MCP Server

Quickstart

Connect SignatureAPI to your favorite AI app and send your first envelope by chatting with it.

This guide is for anyone who wants to use SignatureAPI from an AI app like Claude or ChatGPT. No code, no technical setup. If you can sign in to a website and click “Allow,” you have everything you need.

The SignatureAPI MCP server is currently in private beta. Before you can connect, contact support to have it enabled on your account.

What this gives you

Once you connect, you can ask your AI assistant to do things like:

  • “Send this contract to alex@example.com for signature.”
  • “Show me the envelopes I sent last week.”
  • “Has Maria signed the NDA yet?”
  • “Cancel the envelope I sent to the wrong address.”

The assistant talks to your SignatureAPI account on your behalf. You stay in control: you approve the connection once, and you can disconnect it at any time.

What you need

  • A SignatureAPI account. If you don’t have one, sign up first; the free plan is enough to try this out.
  • One of the supported AI apps: Claude Desktop, Claude.ai, or ChatGPT (Plus, Pro, Team, Enterprise, or Edu plan; custom connectors are not available on the free plan).
  • A working internet connection. If you are on a corporate network, your IT team may need to allow traffic to *.signatureapi.com.
  • If you use Claude, allow the SignatureAPI domain inside Claude itself: go to Settings → Capabilities and add *.signatureapi.com to the allowed domains. The wildcard is required so Claude can reach every subdomain involved in the connection. Without this, some tools may not work correctly.

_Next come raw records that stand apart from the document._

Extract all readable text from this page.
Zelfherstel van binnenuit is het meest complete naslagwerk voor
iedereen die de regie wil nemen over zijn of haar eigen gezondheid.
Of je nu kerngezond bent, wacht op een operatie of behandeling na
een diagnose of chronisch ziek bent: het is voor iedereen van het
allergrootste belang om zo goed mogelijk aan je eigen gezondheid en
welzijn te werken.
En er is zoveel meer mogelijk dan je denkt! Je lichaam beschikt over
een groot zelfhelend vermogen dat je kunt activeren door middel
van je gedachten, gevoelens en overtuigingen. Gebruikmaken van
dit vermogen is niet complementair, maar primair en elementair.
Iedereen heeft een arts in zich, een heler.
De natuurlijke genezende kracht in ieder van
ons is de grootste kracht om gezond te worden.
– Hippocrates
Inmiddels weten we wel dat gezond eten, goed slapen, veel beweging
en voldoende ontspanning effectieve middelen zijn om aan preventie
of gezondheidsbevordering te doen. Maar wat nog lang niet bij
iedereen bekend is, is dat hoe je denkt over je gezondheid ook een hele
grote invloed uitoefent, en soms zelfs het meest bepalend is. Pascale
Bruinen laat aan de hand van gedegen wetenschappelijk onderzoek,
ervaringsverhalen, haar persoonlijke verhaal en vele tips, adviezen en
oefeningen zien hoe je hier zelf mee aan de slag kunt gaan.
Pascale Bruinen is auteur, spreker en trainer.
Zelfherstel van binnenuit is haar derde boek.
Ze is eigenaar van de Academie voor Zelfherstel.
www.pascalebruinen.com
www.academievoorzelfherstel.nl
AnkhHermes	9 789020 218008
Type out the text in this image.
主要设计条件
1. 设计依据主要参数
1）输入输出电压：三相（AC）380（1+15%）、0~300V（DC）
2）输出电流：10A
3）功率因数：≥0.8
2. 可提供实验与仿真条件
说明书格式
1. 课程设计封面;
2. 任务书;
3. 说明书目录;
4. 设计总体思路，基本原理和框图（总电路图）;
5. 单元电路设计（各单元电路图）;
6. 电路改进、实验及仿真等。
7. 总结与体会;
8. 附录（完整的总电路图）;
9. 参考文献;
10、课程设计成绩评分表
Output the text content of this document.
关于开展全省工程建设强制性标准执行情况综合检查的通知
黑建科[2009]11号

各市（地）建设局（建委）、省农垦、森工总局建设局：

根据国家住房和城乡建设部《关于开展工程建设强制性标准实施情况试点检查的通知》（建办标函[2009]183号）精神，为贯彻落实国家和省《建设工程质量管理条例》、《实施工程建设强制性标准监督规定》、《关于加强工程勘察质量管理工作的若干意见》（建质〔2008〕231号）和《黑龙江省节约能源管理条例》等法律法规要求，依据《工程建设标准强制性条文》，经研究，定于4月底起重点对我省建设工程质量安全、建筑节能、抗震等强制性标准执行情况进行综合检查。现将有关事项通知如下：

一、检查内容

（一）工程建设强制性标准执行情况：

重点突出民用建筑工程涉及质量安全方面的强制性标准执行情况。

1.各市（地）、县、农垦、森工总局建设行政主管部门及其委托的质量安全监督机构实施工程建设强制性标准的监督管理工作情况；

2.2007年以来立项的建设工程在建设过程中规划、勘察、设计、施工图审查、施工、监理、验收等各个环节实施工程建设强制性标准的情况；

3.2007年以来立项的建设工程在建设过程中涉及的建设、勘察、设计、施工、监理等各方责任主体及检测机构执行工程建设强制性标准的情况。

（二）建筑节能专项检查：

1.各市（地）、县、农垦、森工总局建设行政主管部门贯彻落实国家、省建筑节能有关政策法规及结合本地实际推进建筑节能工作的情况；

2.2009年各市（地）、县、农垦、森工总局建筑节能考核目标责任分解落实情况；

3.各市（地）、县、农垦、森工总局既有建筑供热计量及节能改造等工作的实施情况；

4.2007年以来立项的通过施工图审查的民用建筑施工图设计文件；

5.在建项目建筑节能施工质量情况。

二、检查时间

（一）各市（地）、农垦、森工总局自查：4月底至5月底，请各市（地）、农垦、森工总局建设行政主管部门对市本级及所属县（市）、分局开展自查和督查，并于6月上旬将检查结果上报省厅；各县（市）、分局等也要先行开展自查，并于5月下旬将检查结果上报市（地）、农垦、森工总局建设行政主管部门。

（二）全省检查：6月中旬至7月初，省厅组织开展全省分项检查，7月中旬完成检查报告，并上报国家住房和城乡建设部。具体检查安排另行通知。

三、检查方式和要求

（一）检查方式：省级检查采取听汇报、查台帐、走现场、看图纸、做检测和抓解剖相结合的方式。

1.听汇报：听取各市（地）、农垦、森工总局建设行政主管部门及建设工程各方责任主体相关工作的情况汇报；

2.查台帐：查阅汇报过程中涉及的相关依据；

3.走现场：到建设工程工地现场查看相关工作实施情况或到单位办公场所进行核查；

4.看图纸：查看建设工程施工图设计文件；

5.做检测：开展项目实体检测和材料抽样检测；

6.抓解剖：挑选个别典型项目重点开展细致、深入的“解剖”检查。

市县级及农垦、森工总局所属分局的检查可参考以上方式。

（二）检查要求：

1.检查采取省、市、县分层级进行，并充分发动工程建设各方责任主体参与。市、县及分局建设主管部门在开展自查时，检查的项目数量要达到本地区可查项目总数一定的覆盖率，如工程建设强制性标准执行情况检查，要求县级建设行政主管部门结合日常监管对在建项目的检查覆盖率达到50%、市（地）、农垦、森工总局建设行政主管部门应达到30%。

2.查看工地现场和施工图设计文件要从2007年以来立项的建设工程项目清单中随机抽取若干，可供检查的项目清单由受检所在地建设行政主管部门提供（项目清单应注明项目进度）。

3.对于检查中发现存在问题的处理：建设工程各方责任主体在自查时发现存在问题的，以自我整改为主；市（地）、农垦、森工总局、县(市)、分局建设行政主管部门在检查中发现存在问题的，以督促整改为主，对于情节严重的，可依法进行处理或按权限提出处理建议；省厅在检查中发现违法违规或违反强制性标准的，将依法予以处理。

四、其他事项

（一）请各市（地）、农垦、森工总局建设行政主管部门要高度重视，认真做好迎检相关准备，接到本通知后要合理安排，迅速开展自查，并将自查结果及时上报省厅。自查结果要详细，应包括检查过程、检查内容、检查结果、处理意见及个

Step 1 — Open your AI app’s connector settings

The exact menu name varies, but every supported app has a “Connectors” or “Custom connector” section:

  • Claude Desktop and Claude.ai: click Customize in the sidebar → Connectors → click the + icon to Add connectorAdd custom connector.
  • ChatGPT: open Settings → Connectors → Advanced and turn on Developer mode (a one-time step). Then go back to Settings → Connectors → Add new connector.

Opening the Add custom connector dialog in Claude

Step 2 — Add SignatureAPI as a connector

When the app asks for the server URL, paste:

https://mcp.signatureapi.com/mcp

Give the connector any name you like (for example, “SignatureAPI”), and save.

Pasting the SignatureAPI MCP URL into Claude

Step 3 — Sign in to SignatureAPI

A browser window opens automatically. Sign in with your SignatureAPI account, pick the organization you want the assistant to work with, and click Allow.

Authorizing the connection on SignatureAPI

That’s it. You only have to do this once per app.

Step 4 — Try it out

Go back to your AI app and ask something simple:

Show me my last 5 envelopes on SignatureAPI.

If you see a list of envelopes from your account, the connection is working.

Claude listing envelopes from SignatureAPI

Sending your first envelope by chat

You can describe what you want in plain English. For example:

Send this document to sign user@example.com

(Attach the PDF you want to send to the chat.)

Claude orchestrating the create_envelope tool

The assistant will:

  1. Create the envelope on your SignatureAPI account.
  2. Show you a summary of what it did.
  3. Trigger the signing email to your recipient.

A few tips:

  • Whitelist signatureapi.com domains. If you don’t uploads won’t work.
  • Be specific. “Send the contract to John for signature with a signature line on page 3” works better than “send this to John.”
  • Confirm before sending. The assistant will usually summarize the envelope before creating it. Read it carefully; once an envelope is sent, recipients are emailed immediately.

Staying in control

  • You can disconnect anytime. In your SignatureAPI dashboard, go to Settings → Applications to see every connected AI app and remove the ones you no longer want.

Disconnecting a connected AI app from the SignatureAPI dashboard

  • The assistant only sees your account. It can do what you can do in the dashboard, no more.
  • No data is shared with us by the AI app. The assistant calls SignatureAPI directly using your authorized connection.